An historic deal

05 Apr, 2015

After 36 years of tensions and 18 months of tough talks the US and Iran, supported by the UK, France Germany, China and Russia, have reached an historic framework agreement - to be finalised by June 30 - on Iran's nuclear programme. From both sides' perspective it is a good deal as it meets their principal objectives for the next 15 years. In return of lifting of international sanctions, Iran is to fulfil various conditions, such as that it would reduce by two-thirds its installed centrifuges - used for uranium enrichment - also decrease its current stockpile of low enriched uranium; and place all excess centrifuges and enrichment infrastructure in IAEA-monitored storage to be used only as replacements for operating centrifuges and equipment. As an assurance against use of a different path than uranium enrichment to build a weapon, Iran is to redesign its heavy water reactor in Arak so that it cannot produce weapons-grade plutonium. All facilities are to remain open to IAEA inspections at all times. These and other agreed parameters are to plug every possible gap to prevent any material from being channelized into a secret programme. If Iran is seen to be violating terms of the agreement at any point, sanctions would go back into effect.
Yet Iran can claim, as Foreign Minister Javad Zarif did, to have reached the agreement on the basis of mutual respect and dignity, without compromising on its right to a peaceful nuclear programme. It will still enrich uranium on its own soil - contrary to a previous proposal that a Nuclear Supplier Group country do that for it - though not over 3.67 percent for the next 15 years. No one knows what the world would look like after 15 years while the immediate benefits are tangible and enormous. Lifting of the sanctions will end the country's political isolation and unfreeze assets. After the final agreement is signed in another three months time the US is to release - a small amount was released last year after the sixth round of talks - all of $11.9 billion in frozen assets. There is a lot more money sitting in other Western bank accounts. Breaking out of isolation, of course, will also unlock Iran's huge economic potential, and bring it back into the international arena as one of the major oil producers. It would be eager to take a seat at the OPEC as its second most important member after Saudi Arabia.
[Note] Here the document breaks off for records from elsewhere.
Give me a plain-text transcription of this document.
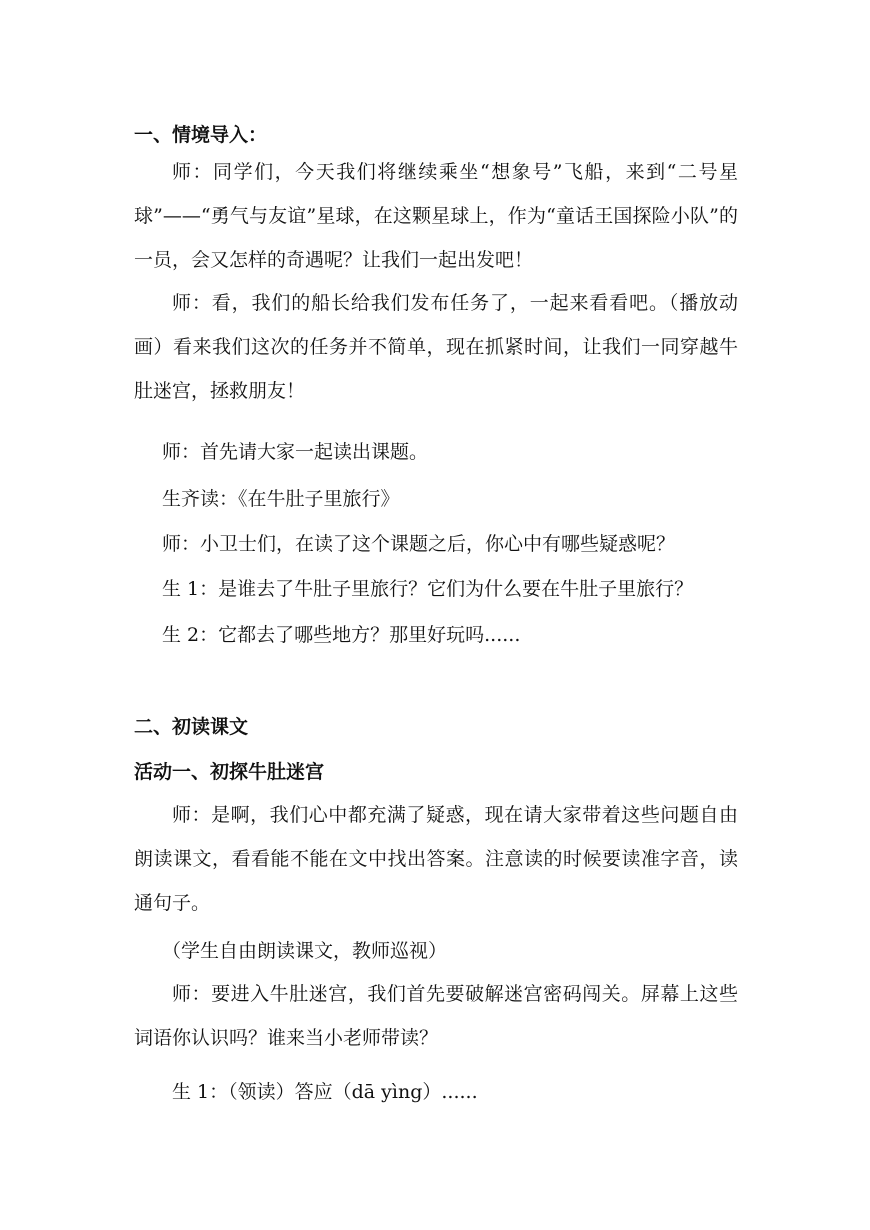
一、情境导入：

师：同学们，今天我们将继续乘坐“想象号”飞船，来到“二号星球”——“勇气与友谊”星球，在这颗星球上，作为“童话王国探险小队”的一员，会又怎样的奇遇呢？让我们一起出发吧！

师：看，我们的船长给我们发布任务了，一起来看看吧。（播放动画）看来我们这次的任务并不简单，现在抓紧时间，让我们一同穿越牛肚迷宫，拯救朋友！

师：首先请大家一起读出课题。
生齐读：《在牛肚子里旅行》
师：小卫士们，在读了这个课题之后，你心中有哪些疑惑呢？
生 1：是谁去了牛肚子里旅行？它们为什么要在牛肚子里旅行？
生 2：它都去了哪些地方？那里好玩吗......
二、初读课文
活动一、初探牛肚迷宫

师：是啊，我们心中都充满了疑惑，现在请大家带着这些问题自由朗读课文，看看能不能在文中找出答案。注意读的时候要读准字音，读通句子。

（学生自由朗读课文，教师巡视）

师：要进入牛肚迷宫，我们首先要破解迷宫密码闯关。屏幕上这些词语你认识吗？谁来当小老师带读？

生 1：（领读）答应（dā yìng）......
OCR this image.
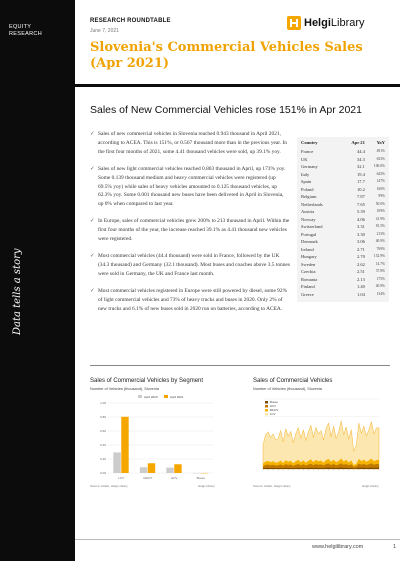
EQUITY
RESEARCH
Data tells a story
RESEARCH ROUNDTABLE
June 7, 2021
HelgiLibrary
Slovenia's Commercial Vehicles Sales (Apr 2021)
Sales of New Commercial Vehicles rose 151% in Apr 2021
✓ Sales of new commercial vehicles in Slovenia reached 0.943 thousand in April 2021, according to ACEA. This is 151%, or 0.567 thousand more than in the previous year. In the first four months of 2021, some 4.41 thousand vehicles were sold, up 39.1% yoy.
✓ Sales of new light commercial vehicles reached 0.803 thousand in April, up 173% yoy. Some 0.139 thousand medium and heavy commercial vehicles were registered (up 69.5% yoy) while sales of heavy vehicles amounted to 0.125 thousand vehicles, up 62.3% yoy. Some 0.001 thousand new buses have been delivered in April in Slovenia, up 0% when compared to last year.
✓ In Europe, sales of commercial vehicles grew 200% to 213 thousand in April. Within the first four months of the year, the increase reached 39.1% as 4.41 thousand new vehicles were registered.
✓ Most commercial vehicles (44.4 thousand) were sold in France, followed by the UK (34.3 thousand) and Germany (32.1 thousand). Most buses and coaches above 3.5 tonnes were sold in Germany, the UK and France last month.
✓ Most commercial vehicles registered in Europe were still powered by diesel, some 92% of light commercial vehicles and 73% of heavy trucks and buses in 2020. Only 2% of new trucks and 6.1% of new buses sold in 2020 run on batteries, according to ACEA.
Country	Apr 21	YoY
France	44.4	491%
UK	34.3	633%
Germany	32.1	100.0%
Italy	19.4	643%
Spain	17.7	147%
Poland	10.2	160%
Belgium	7.87	99%
Netherlands	7.65	50.0%
Austria	5.39	109%
Norway	4.06	41.9%
Switzerland	3.31	81.5%
Portugal	3.30	213%
Denmark	3.06	40.9%
Ireland	2.71	769%
Hungary	2.70	152.9%
Sweden	2.62	14.7%
Czechia	2.51	37.8%
Romania	2.13	175%
Finland	1.40	40.9%
Greece	1.04	134%
Sales of Commercial Vehicles by Segment
Number of Vehicles (thousand), Slovenia
0.00
0.20
0.40
0.60
0.80
1.00
April 2020	April 2021
LCV	MHCV	HCV	Buses
Source: ACEA, Helgi Library	Helgi Library
Sales of Commercial Vehicles
Number of Vehicles (thousand), Slovenia
Buses
HCV
MHCV
LCV
Source: ACEA, Helgi Library	Helgi Library
www.helgilibrary.com	1
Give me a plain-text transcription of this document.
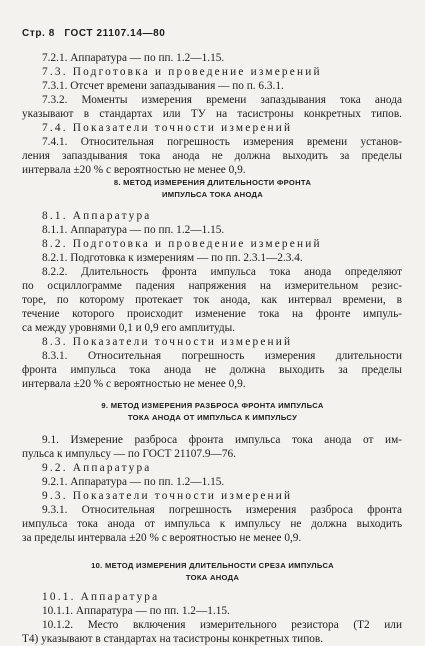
Стр. 8 ГОСТ 21107.14—80
7.2.1. Аппаратура — по пп. 1.2—1.15.
7.3. Подготовка и проведение измерений
7.3.1. Отсчет времени запаздывания — по п. 6.3.1.
7.3.2. Моменты измерения времени запаздывания тока анода
указывают в стандартах или ТУ на тасистроны конкретных типов.
7.4. Показатели точности измерений
7.4.1. Относительная погрешность измерения времени установ-
ления запаздывания тока анода не должна выходить за пределы
интервала ±20 % с вероятностью не менее 0,9.
8. МЕТОД ИЗМЕРЕНИЯ ДЛИТЕЛЬНОСТИ ФРОНТА
ИМПУЛЬСА ТОКА АНОДА
8.1. Аппаратура
8.1.1. Аппаратура — по пп. 1.2—1.15.
8.2. Подготовка и проведение измерений
8.2.1. Подготовка к измерениям — по пп. 2.3.1—2.3.4.
8.2.2. Длительность фронта импульса тока анода определяют
по осциллограмме падения напряжения на измерительном резис-
торе, по которому протекает ток анода, как интервал времени, в
течение которого происходит изменение тока на фронте импуль-
са между уровнями 0,1 и 0,9 его амплитуды.
8.3. Показатели точности измерений
8.3.1. Относительная погрешность измерения длительности
фронта импульса тока анода не должна выходить за пределы
интервала ±20 % с вероятностью не менее 0,9.
9. МЕТОД ИЗМЕРЕНИЯ РАЗБРОСА ФРОНТА ИМПУЛЬСА
ТОКА АНОДА ОТ ИМПУЛЬСА К ИМПУЛЬСУ
9.1. Измерение разброса фронта импульса тока анода от им-
пульса к импульсу — по ГОСТ 21107.9—76.
9.2. Аппаратура
9.2.1. Аппаратура — по пп. 1.2—1.15.
9.3. Показатели точности измерений
9.3.1. Относительная погрешность измерения разброса фронта
импульса тока анода от импульса к импульсу не должна выходить
за пределы интервала ±20 % с вероятностью не менее 0,9.
10. МЕТОД ИЗМЕРЕНИЯ ДЛИТЕЛЬНОСТИ СРЕЗА ИМПУЛЬСА
ТОКА АНОДА
10.1. Аппаратура
10.1.1. Аппаратура — по пп. 1.2—1.15.
10.1.2. Место включения измерительного резистора (Т2 или
Т4) указывают в стандартах на тасистроны конкретных типов.
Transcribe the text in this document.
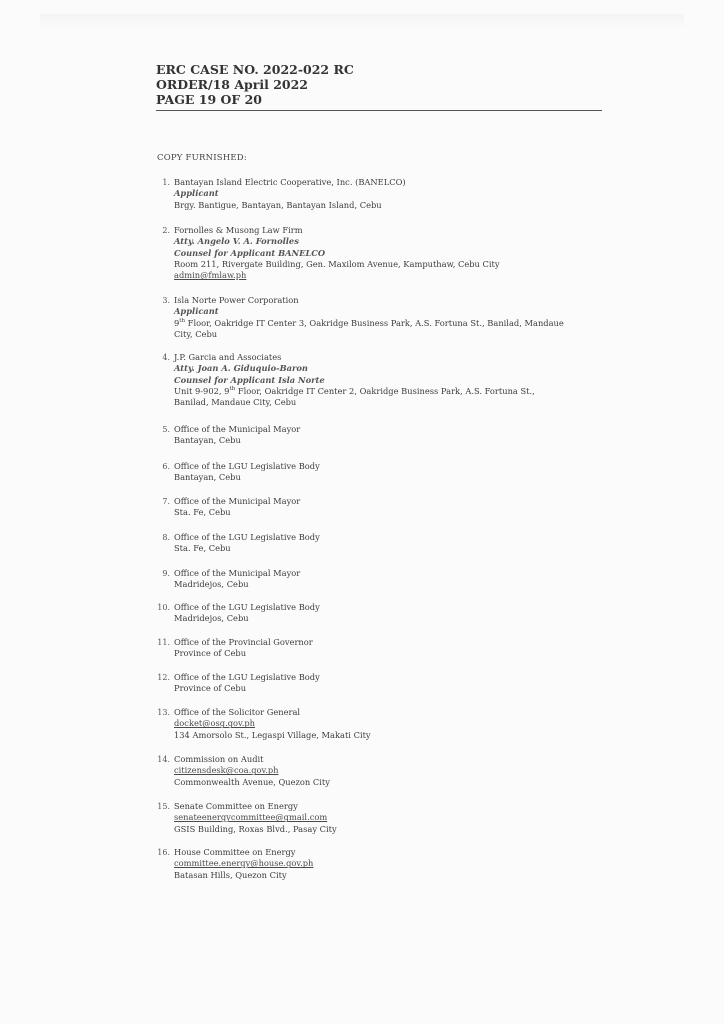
ERC CASE NO. 2022-022 RC
ORDER/18 April 2022
PAGE 19 OF 20
COPY FURNISHED:
1. Bantayan Island Electric Cooperative, Inc. (BANELCO)
Applicant
Brgy. Bantigue, Bantayan, Bantayan Island, Cebu
2. Fornolles & Musong Law Firm
Atty. Angelo V. A. Fornolles
Counsel for Applicant BANELCO
Room 211, Rivergate Building, Gen. Maxilom Avenue, Kamputhaw, Cebu City
admin@fmlaw.ph
3. Isla Norte Power Corporation
Applicant
9th Floor, Oakridge IT Center 3, Oakridge Business Park, A.S. Fortuna St., Banilad, Mandaue
City, Cebu
4. J.P. Garcia and Associates
Atty. Joan A. Giduquio-Baron
Counsel for Applicant Isla Norte
Unit 9-902, 9th Floor, Oakridge IT Center 2, Oakridge Business Park, A.S. Fortuna St.,
Banilad, Mandaue City, Cebu
5. Office of the Municipal Mayor
Bantayan, Cebu
6. Office of the LGU Legislative Body
Bantayan, Cebu
7. Office of the Municipal Mayor
Sta. Fe, Cebu
8. Office of the LGU Legislative Body
Sta. Fe, Cebu
9. Office of the Municipal Mayor
Madridejos, Cebu
10. Office of the LGU Legislative Body
Madridejos, Cebu
11. Office of the Provincial Governor
Province of Cebu
12. Office of the LGU Legislative Body
Province of Cebu
13. Office of the Solicitor General
docket@osg.gov.ph
134 Amorsolo St., Legaspi Village, Makati City
14. Commission on Audit
citizensdesk@coa.gov.ph
Commonwealth Avenue, Quezon City
15. Senate Committee on Energy
senateenergycommittee@gmail.com
GSIS Building, Roxas Blvd., Pasay City
16. House Committee on Energy
committee.energy@house.gov.ph
Batasan Hills, Quezon City
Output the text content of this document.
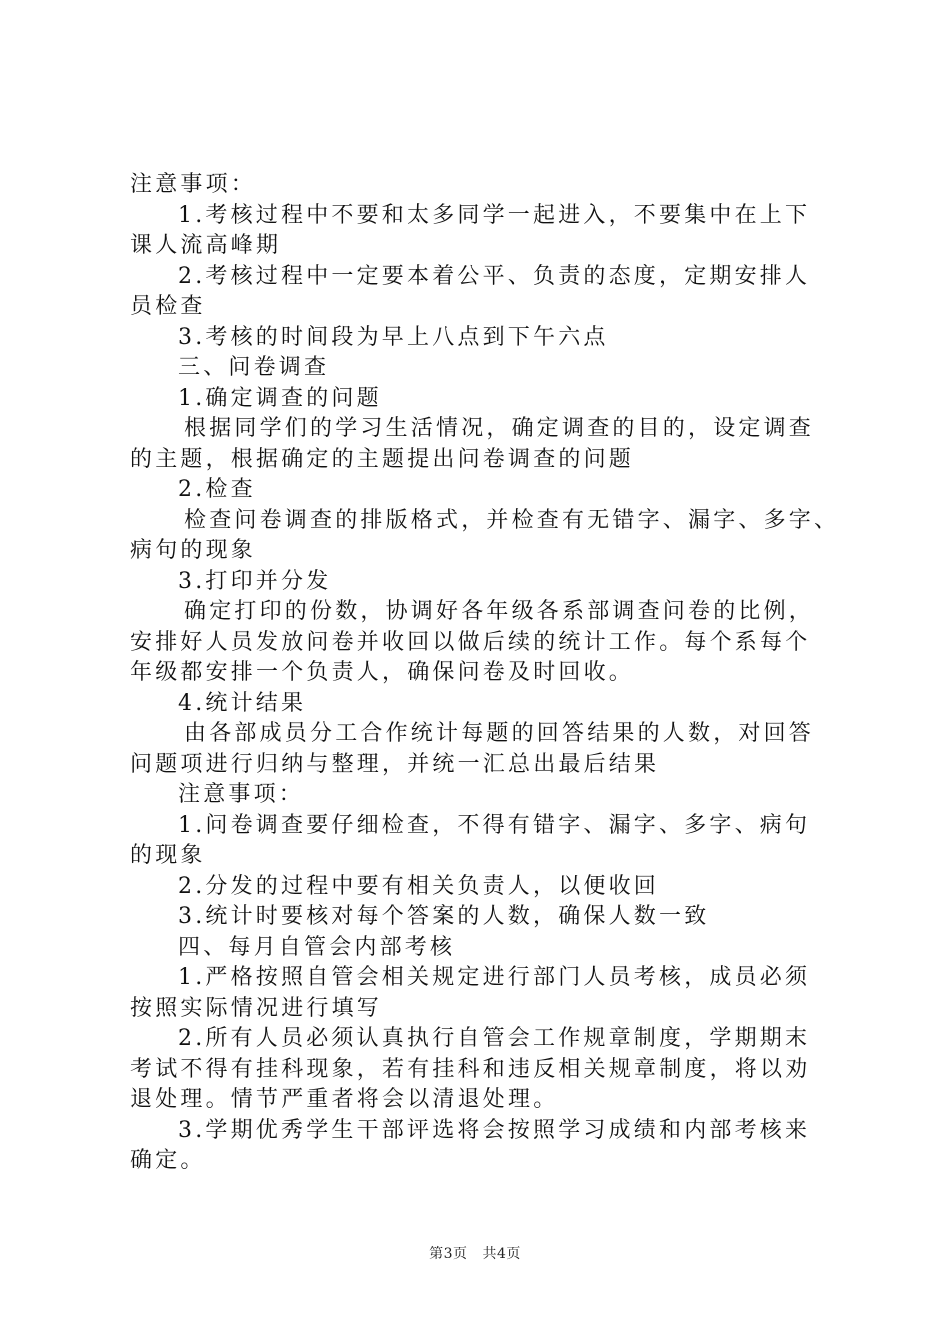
注意事项：
1.考核过程中不要和太多同学一起进入，不要集中在上下
课人流高峰期
2.考核过程中一定要本着公平、负责的态度，定期安排人
员检查
3.考核的时间段为早上八点到下午六点
三、问卷调查
1.确定调查的问题
根据同学们的学习生活情况，确定调查的目的，设定调查
的主题，根据确定的主题提出问卷调查的问题
2.检查
检查问卷调查的排版格式，并检查有无错字、漏字、多字、
病句的现象
3.打印并分发
确定打印的份数，协调好各年级各系部调查问卷的比例，
安排好人员发放问卷并收回以做后续的统计工作。每个系每个
年级都安排一个负责人，确保问卷及时回收。
4.统计结果
由各部成员分工合作统计每题的回答结果的人数，对回答
问题项进行归纳与整理，并统一汇总出最后结果
注意事项：
1.问卷调查要仔细检查，不得有错字、漏字、多字、病句
的现象
2.分发的过程中要有相关负责人，以便收回
3.统计时要核对每个答案的人数，确保人数一致
四、每月自管会内部考核
1.严格按照自管会相关规定进行部门人员考核，成员必须
按照实际情况进行填写
2.所有人员必须认真执行自管会工作规章制度，学期期末
考试不得有挂科现象，若有挂科和违反相关规章制度，将以劝
退处理。情节严重者将会以清退处理。
3.学期优秀学生干部评选将会按照学习成绩和内部考核来
确定。
第3页 共4页
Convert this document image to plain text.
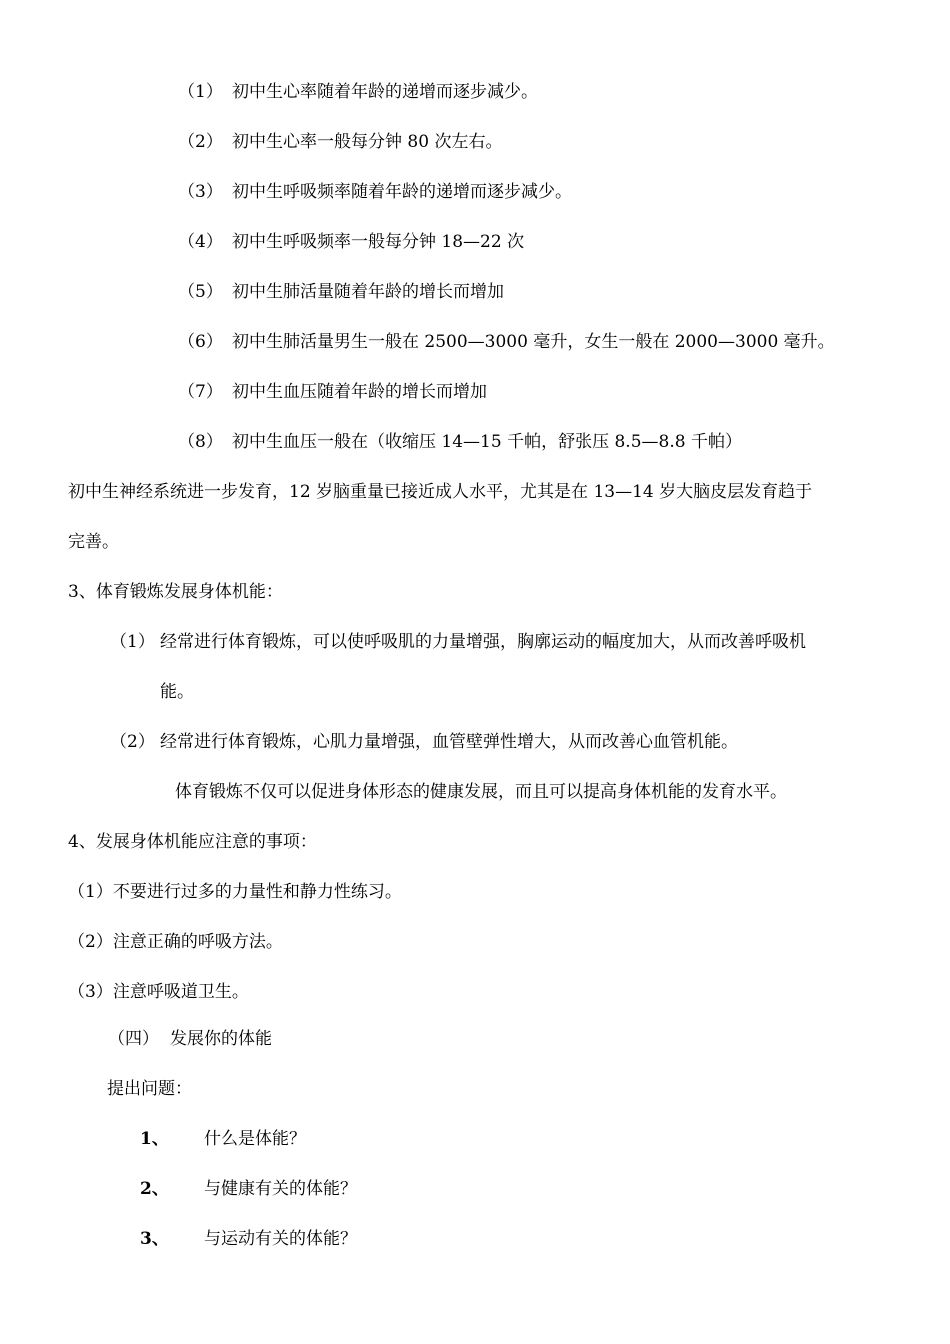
（1） 初中生心率随着年龄的递增而逐步减少。
（2） 初中生心率一般每分钟 80 次左右。
（3） 初中生呼吸频率随着年龄的递增而逐步减少。
（4） 初中生呼吸频率一般每分钟 18—22 次
（5） 初中生肺活量随着年龄的增长而增加
（6） 初中生肺活量男生一般在 2500—3000 毫升，女生一般在 2000—3000 毫升。
（7） 初中生血压随着年龄的增长而增加
（8） 初中生血压一般在（收缩压 14—15 千帕，舒张压 8.5—8.8 千帕）
初中生神经系统进一步发育，12 岁脑重量已接近成人水平，尤其是在 13—14 岁大脑皮层发育趋于
完善。
3、体育锻炼发展身体机能：
（1） 经常进行体育锻炼，可以使呼吸肌的力量增强，胸廓运动的幅度加大，从而改善呼吸机
能。
（2） 经常进行体育锻炼，心肌力量增强，血管壁弹性增大，从而改善心血管机能。
体育锻炼不仅可以促进身体形态的健康发展，而且可以提高身体机能的发育水平。
4、发展身体机能应注意的事项：
（1）不要进行过多的力量性和静力性练习。
（2）注意正确的呼吸方法。
（3）注意呼吸道卫生。
（四） 发展你的体能
提出问题：
1、 什么是体能？
2、 与健康有关的体能？
3、 与运动有关的体能？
Considering the bitter recent history between the US and Iran, and the Israeli factor as well as US's Arab allies' unease with Iran's growing influence in the region, the two countries are expected to continue to have turbulent relations for the foreseeable future. Normalisation with Iran, nonetheless, promises to become an important Obama legacy. Had he not displayed courage and foresight in his approach to Iran, like Nixon's historic reaching out to China, Tehran would have gone on to make the bomb despite sanctions. As Pakistan's example shows punitive measures alone do not deter proud nations from pursuing what they deem in their best interest. Obama's strategy was to increase the pain of different layers of the US, EU and UN sanctions yet offer Iran a dignified way to settle the issue in accord with its stated position that all it wanted was assertion of its right as an NPT signatory to use nuclear technology for peaceful purposes. Presidential election activity having already started in the US, prominent Republican Party leaders, in their eagerness to curry favour with the powerful Jewish lobby, have criticised the agreement. The US House Speaker, John Boehner, who in a recent protocol breach invited Israeli Prime Minister Netanyahu to address a joint session of Congress, while condemning the framework deal has said the Congress should review it before sanctions are lifted. As long as Iran continues to abide by the agreed conditions and the other members of the negotiators group stay committed to the deal, it won't be easy for US legislators to override an international agreement.